6.4.3 When to use a loop?

Loops are fairly commonly used, though sometimes a little overused in our opinion. Equivalent tasks can be performed with functions, which are often more efficient than loops. Though this raises the question when should you use a loop?

In general loops are implemented inefficiently in R and should be avoided when better alternatives exist (e.g. vectorised functions), especially when you’re working with large datasets. However, loop are sometimes the only way to achieve the result we want.

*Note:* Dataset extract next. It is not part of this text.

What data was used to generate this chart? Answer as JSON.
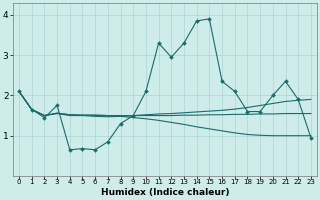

Some examples of when using loops can be appropriate:

  • Some simulations.

  • Recursive relationships (a relationship which depends on the value of the previous relationship [“to understand recursion, you must understand recursion”])

  • More complex problems that are not easily amenable to functions.

  • While loops (keep jumping until you’ve reached the moon)

6.4.4 If not loops, then what?

The pattern of looping over a vector, doing something to each element and saving the results is so common that the purrr package (part of tidyverse) provides a family of functions to do it for you. These are map_* functions.

For example, column wise summaries of cities data can be created as

map_dfr(city, function(x){summary(x)})
## # A tibble: 4 × 7
##   Min.      `1st Qu.`  Median      Mean         `3rd Qu.` Max.     `NA's` 
##   <table>   <table>    <table>     <table>      <table>   <table>  <table>
## 1 -3.281362 -0.7580670 -0.09221508 -0.041098543 0.6769474 2.386683 NA     
## 2 -2.488330 -0.8160216 -0.06276359 -0.083801719 0.4851634 2.530844 NA     
## 3 -3.189245 -0.9550408 -0.24572891 -0.205044862 0.6328455 3.010478 10     
## 4 -2.407874 -0.6904893  0.01923070  0.006420597 0.6981329 2.849795 NA

Note that data frame is just a list, where columns are elements. To see this, use the [[ function on the list.

city[["porto"]]

summary is operating on each element of the list and creates a vector (more specifically with named number) as requested by map. The dfr is a call to return a data frame created by row-binding. This require dplyr to be installed.

You could have done the same thing with

temp <- NULL # Initialise a null data frame.

for(i in seq_along(city)){
    temp[[i]] <- summary(city[,i]) %>% t() # Need the transpose (t) to convert a vector into a row in a data frame.
}

plyr::ldply(temp) #Shortcut to use rowbinding and filling missing columns.
##        Min.    1st Qu.      Median         Mean   3rd Qu.     Max. NA's
## 1 -3.281362 -0.7580670 -0.09221508 -0.041098543 0.6769474 2.386683   NA
## 2 -2.488330 -0.8160216 -0.06276359 -0.083801719 0.4851634 2.530844   NA
## 3 -3.189245 -0.9550408 -0.24572891 -0.205044862 0.6328455 3.010478   10
## 4 -2.407874 -0.6904893  0.01923070  0.006420597 0.6981329 2.849795   NA

There is no real speed advantage of using map functions over for loops. It just makes the code more readable. A strategy to have in the back of your mind which may be useful is; for every loop you make, try to remake it using an map function (or lapply or sapply in base R will work). There’s nothing worse than realising there was a small, tiny, seemingly meaningless mistake in a loop which weeks, months or years down the line has propagated into a huge mess. We strongly recommend trying to use the apply functions whenever possible.